As long ago as the middle of the last century epicures guessed what made the Flavor of spring butter so good. In the first volume of his Gastrophie, Eugen Baron Vaerst declares that "mountain butter is the best. March butter is particularly good because of the grass fodder the cows get. Summer butter is less good, were it only because of the heat and the annoyance to which the animals are subjected by torturing insects.... Winter butter tastes of straw and other winter feed."

The assertion that mountain butter is the best, reminds me of an episode in Bayreuth where, one summer, the family that gave us lodging and breakfast had the butter brought down every morning fresh from the mountains by a peasant girl. You pay in Germany for as much bread and butter as you eat. The first day we ate all that was given us and asked for double the amount next morning, and once more double that for the third day. It was as good and sweet and tempting as ice cream. The incident is worth mentioning as a hint to dealers and butter-makers how they might quadruple their business by supplying people with fresh butter, unsalted and made of sweet cream, as was that Bayreuth mountain butter.
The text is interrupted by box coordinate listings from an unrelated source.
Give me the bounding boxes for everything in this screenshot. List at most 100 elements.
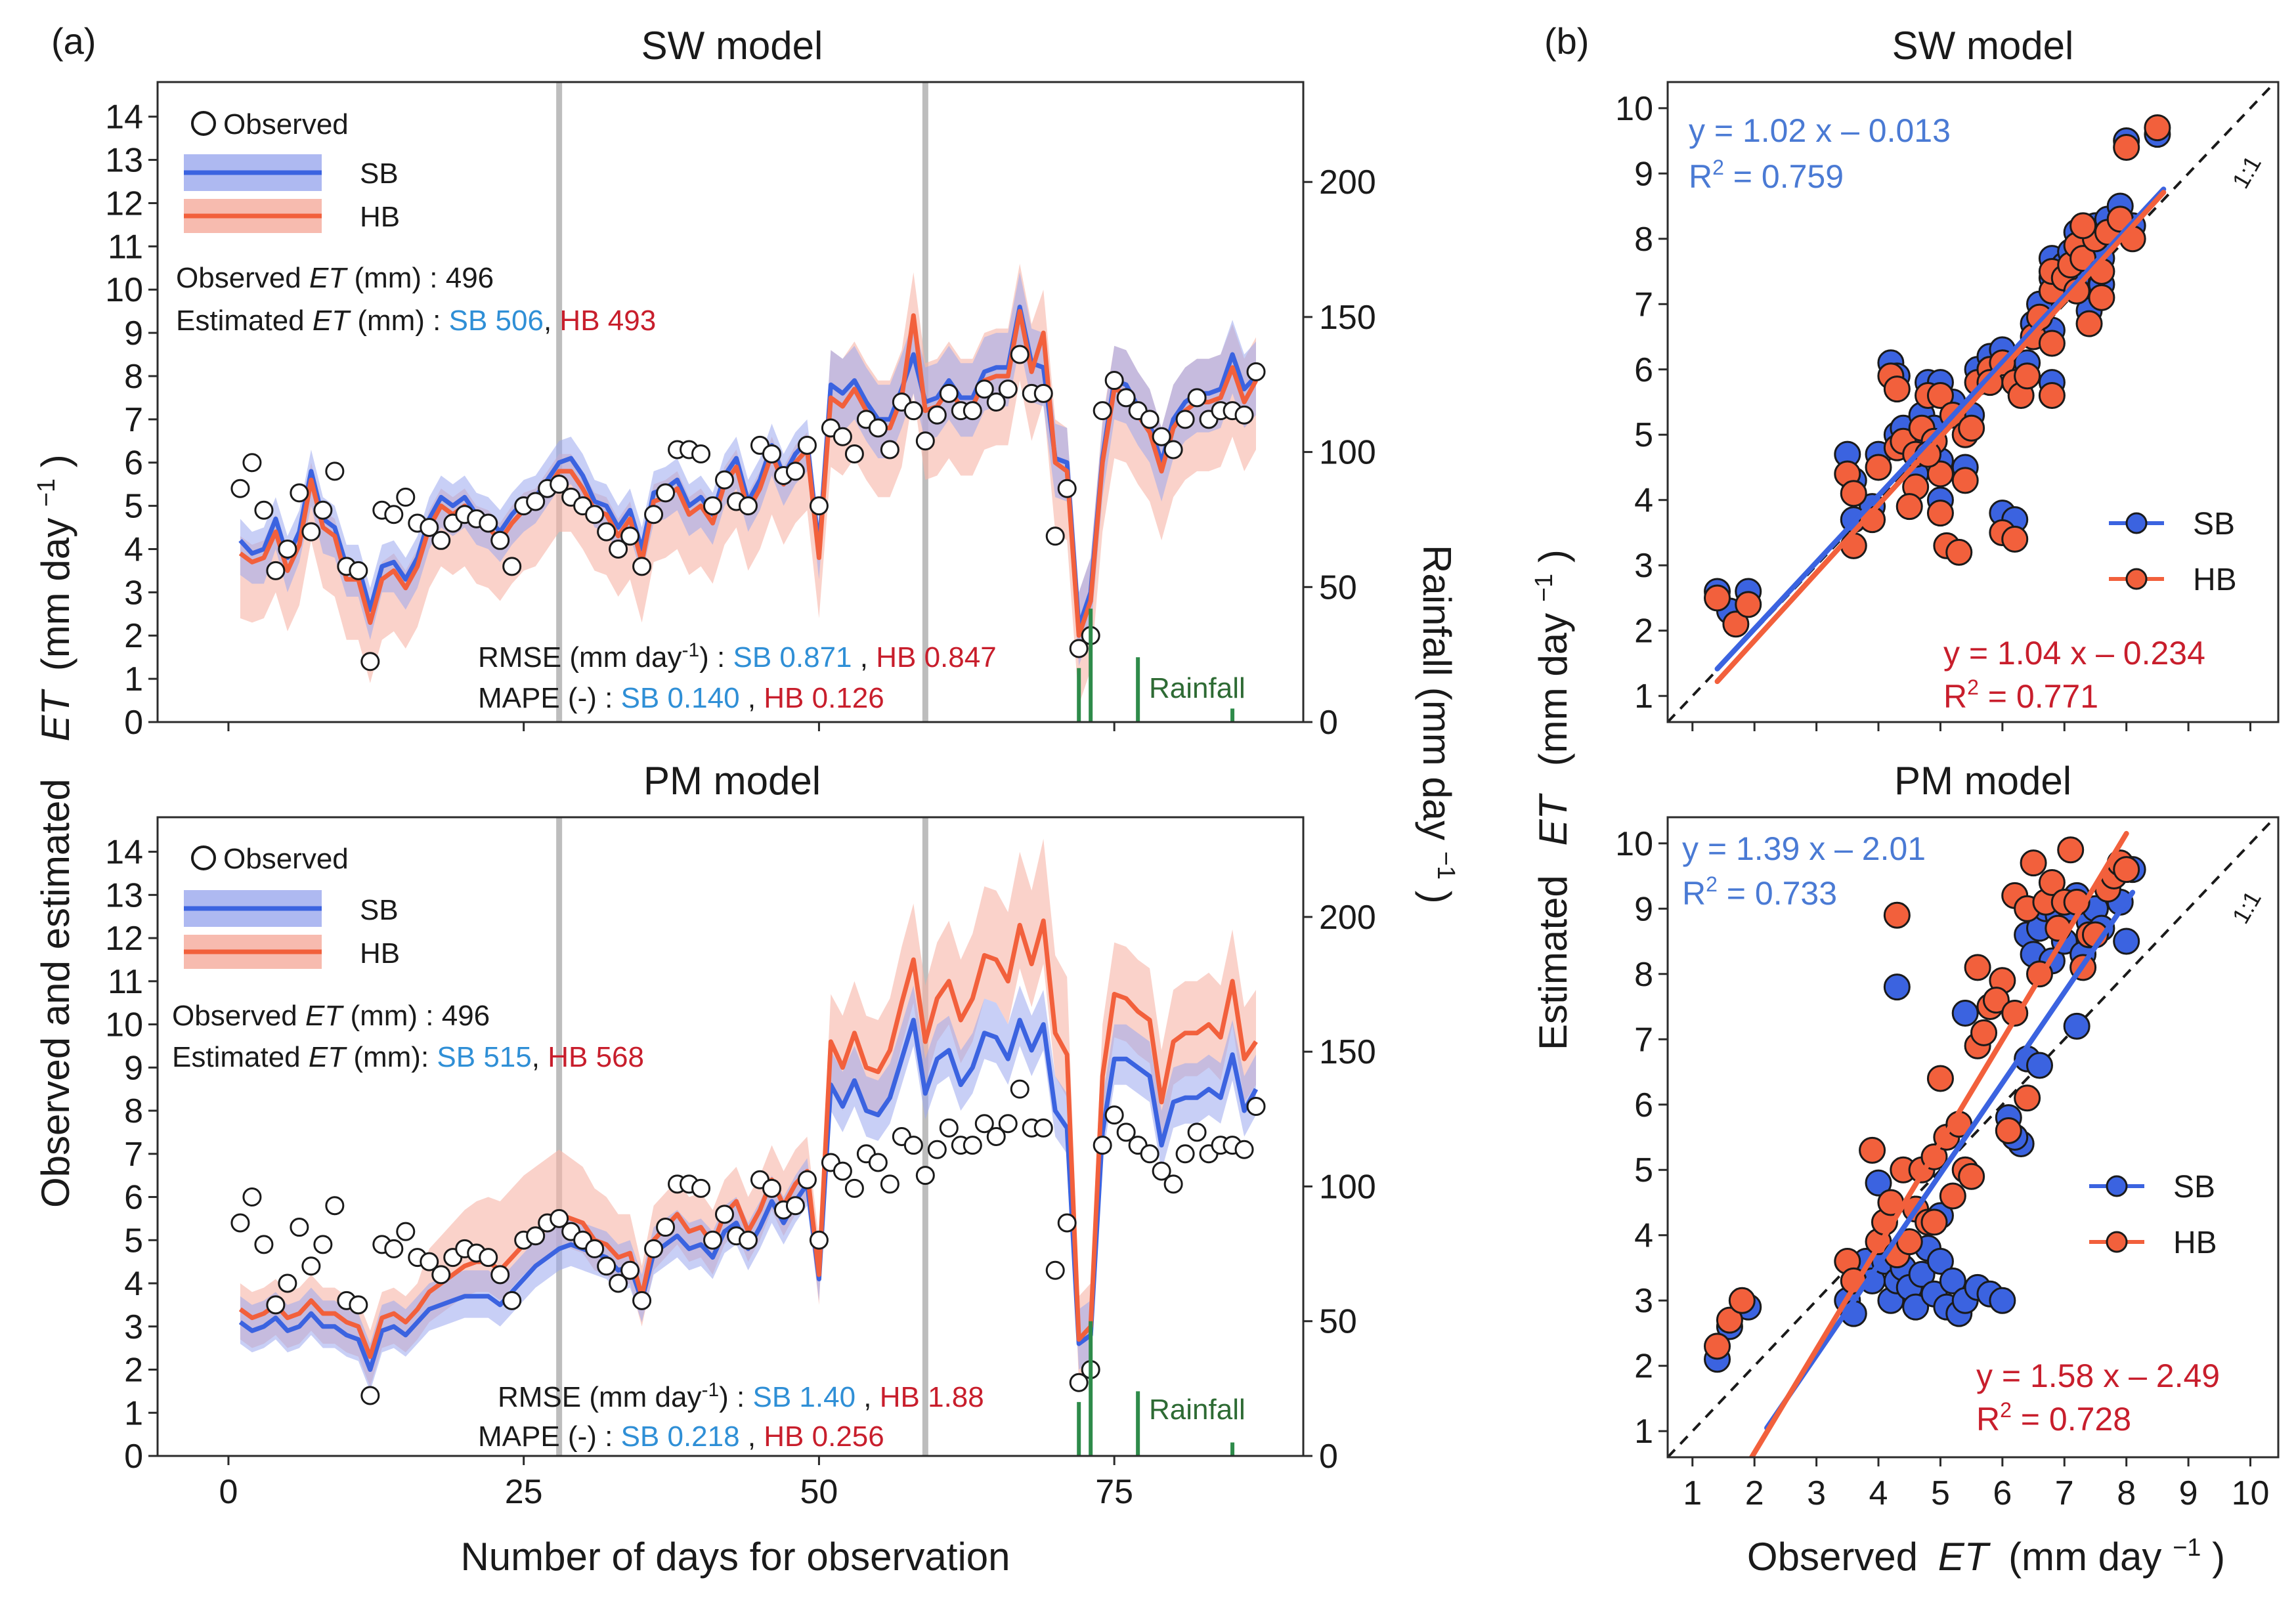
observed-point xyxy=(1163,1174,1183,1194)
y-tick-label: 0 xyxy=(124,1438,143,1476)
observed-point xyxy=(762,444,781,464)
y-tick-label: 12 xyxy=(105,920,143,958)
pm-mape-text: MAPE (-) : SB 0.218 , HB 0.256 xyxy=(478,1420,884,1453)
y-tick-label: 9 xyxy=(1634,155,1653,193)
pm-sb-fit-equation: y = 1.39 x – 2.01 xyxy=(1682,830,1926,867)
sw-sb-r2-val: = 0.759 xyxy=(1724,158,1844,195)
hb-point xyxy=(2038,330,2066,357)
ylabel-b-sup: −1 xyxy=(1530,574,1558,602)
x-tick-label: 75 xyxy=(1095,1473,1133,1511)
y-tick-label: 7 xyxy=(124,401,143,439)
pm-sb-r2-val: = 0.733 xyxy=(1718,875,1837,912)
hb-point xyxy=(1939,1182,1966,1210)
sw-sb-r2: R2 = 0.759 xyxy=(1689,156,1844,195)
observed-point xyxy=(313,500,333,520)
xlabel-b: Observed ET (mm day −1 ) xyxy=(1747,1520,2225,1579)
observed-point xyxy=(1246,362,1266,381)
panel-b-pm-legend: SB HB xyxy=(2089,1170,2217,1260)
sb-point xyxy=(1883,973,1911,1001)
y-tick-label: 4 xyxy=(124,530,143,568)
y-tick-label: 8 xyxy=(1634,221,1653,259)
pm-mape-hb: HB 0.256 xyxy=(764,1420,884,1453)
y-tick-label: 2 xyxy=(124,1352,143,1390)
sw-sb-r2-sup: 2 xyxy=(1712,156,1724,179)
y2-tick-label: 200 xyxy=(1319,899,1376,937)
observed-point xyxy=(620,1260,640,1280)
observed-point xyxy=(254,1235,274,1254)
scatter-group xyxy=(1668,817,2278,1457)
sb-uncertainty-band xyxy=(240,985,1256,1392)
sb-point xyxy=(1939,1267,1966,1294)
x-tick-label: 25 xyxy=(505,1473,543,1511)
observed-point xyxy=(809,496,829,516)
observed-point xyxy=(880,440,899,459)
ylabel-b-text: Estimated xyxy=(1531,875,1575,1050)
hb-point xyxy=(1865,454,1892,481)
hb-fit-line xyxy=(1714,190,2167,685)
observed-point xyxy=(738,1230,758,1250)
legend-observed-marker xyxy=(191,845,216,870)
pm-observed-et-text: Observed ET (mm) : 496 xyxy=(172,1000,490,1032)
observed-point xyxy=(974,1114,994,1134)
y-tick-label: 10 xyxy=(105,1006,143,1044)
ylabel-a-close: ) xyxy=(33,454,77,467)
hb-point xyxy=(1859,1136,1886,1164)
observed-point xyxy=(762,1178,781,1198)
observed-point xyxy=(1152,427,1171,446)
x-tick-label: 7 xyxy=(2055,1474,2074,1512)
pm-hb-r2-val: = 0.728 xyxy=(2012,1401,2131,1438)
observed-point xyxy=(797,435,817,455)
observed-point xyxy=(1140,410,1159,429)
hb-point xyxy=(2014,362,2041,390)
x-tick-label: 50 xyxy=(800,1473,838,1511)
y-tick-label: 0 xyxy=(124,704,143,742)
panel-b-pm: PM model 1 2 3 4 5 6 7 8 9 10 1 2 3 4 5 6 7 8 9 10 y = 1.39… xyxy=(1615,759,2280,1512)
observed-point xyxy=(325,1196,345,1216)
observed-point xyxy=(939,383,959,403)
observed-point xyxy=(585,1239,605,1258)
observed-point xyxy=(833,427,852,446)
observed-point xyxy=(242,1187,262,1207)
observed-point xyxy=(1010,1079,1029,1099)
ylabel-a-text: Observed and estimated xyxy=(33,779,77,1208)
y-tick-label: 13 xyxy=(105,876,143,914)
y-tick-label: 11 xyxy=(108,963,143,1001)
sw-est-suffix: (mm) : xyxy=(349,305,449,337)
legend-observed-label: Observed xyxy=(223,843,349,875)
observed-point xyxy=(738,496,758,516)
y-tick-label: 2 xyxy=(1634,1348,1653,1386)
hb-point xyxy=(1926,500,1954,527)
observed-point xyxy=(1116,1122,1136,1142)
x-tick-label: 0 xyxy=(219,1473,238,1511)
observed-point xyxy=(490,530,510,550)
sw-hb-r2-sup: 2 xyxy=(1967,675,1979,699)
observed-point xyxy=(915,1166,935,1185)
legend-sb-label: SB xyxy=(360,894,399,926)
observed-point xyxy=(550,1208,569,1228)
observed-point xyxy=(360,652,380,672)
sw-est-et: ET xyxy=(313,305,351,337)
observed-point xyxy=(290,1218,309,1237)
legend-observed-label: Observed xyxy=(223,108,349,140)
hb-point xyxy=(1704,584,1731,612)
panel-a-sw-legend: Observed SB HB xyxy=(184,108,400,233)
x-tick-label: 10 xyxy=(2232,1474,2270,1512)
y-tick-label: 5 xyxy=(1634,1151,1653,1189)
observed-point xyxy=(1033,1118,1053,1138)
hb-point xyxy=(1964,954,1991,981)
x-tick-label: 6 xyxy=(1993,1474,2012,1512)
observed-point xyxy=(1163,440,1183,459)
y-tick-label: 1 xyxy=(1634,1413,1653,1451)
observed-point xyxy=(420,518,439,538)
legend-hb-label: HB xyxy=(2173,1226,2217,1260)
hb-point xyxy=(1840,532,1867,559)
observed-point xyxy=(691,444,711,464)
ylabel-b: Estimated ET (mm day −1 ) xyxy=(1517,549,1575,1050)
sw-mape-text: MAPE (-) : SB 0.140 , HB 0.126 xyxy=(478,682,884,714)
observed-point xyxy=(278,539,297,559)
x-tick-label: 8 xyxy=(2117,1474,2136,1512)
observed-point xyxy=(632,1291,652,1310)
observed-point xyxy=(1187,1122,1207,1142)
In future discussions of this subject it will be necessary to make it clear just what is meant by sweet cream and sour cream. If, as the two German bacteriologists referred to say, there are some acid bacteria present in milk as it is drawn from the cow, then there is no such thing as absolutely sweet cream; and, chemically speaking, the cream we put in our coffee twelve or twenty-four hours later is still less so. But physiologically speaking, that is to our tongue, such cream still is sweet and remains sweet under ordinary atmospheric conditions for several days; that is, it does not taste sour and does not clot in the coffee cup. From the physiological point of view, therefore, the cream from which the best butter we found in Paris was made was sweet—absolutely sweet to the tongue, whatever the acidimeter may have indicated.

From the foregoing remarks any dairyman who wishes to get rich quick can gather what he must do. Another point must be borne in mind in making butter which is not to be eaten at once. Bulletin 71 of the Iowa Experiment Station calls attention to the fact that to preserve the quality (Flavor) of the butter, it is not enough to pasteurize the cream; the water also must have its germs killed by being heated to a certain degree and then cooled again. The experiments made showed that butter made from pasteurized cream and washed in pasteurized water kept normal just twice as long as butter made from unpasteurized cream and washed with unpasteurized water, even though well-water was used.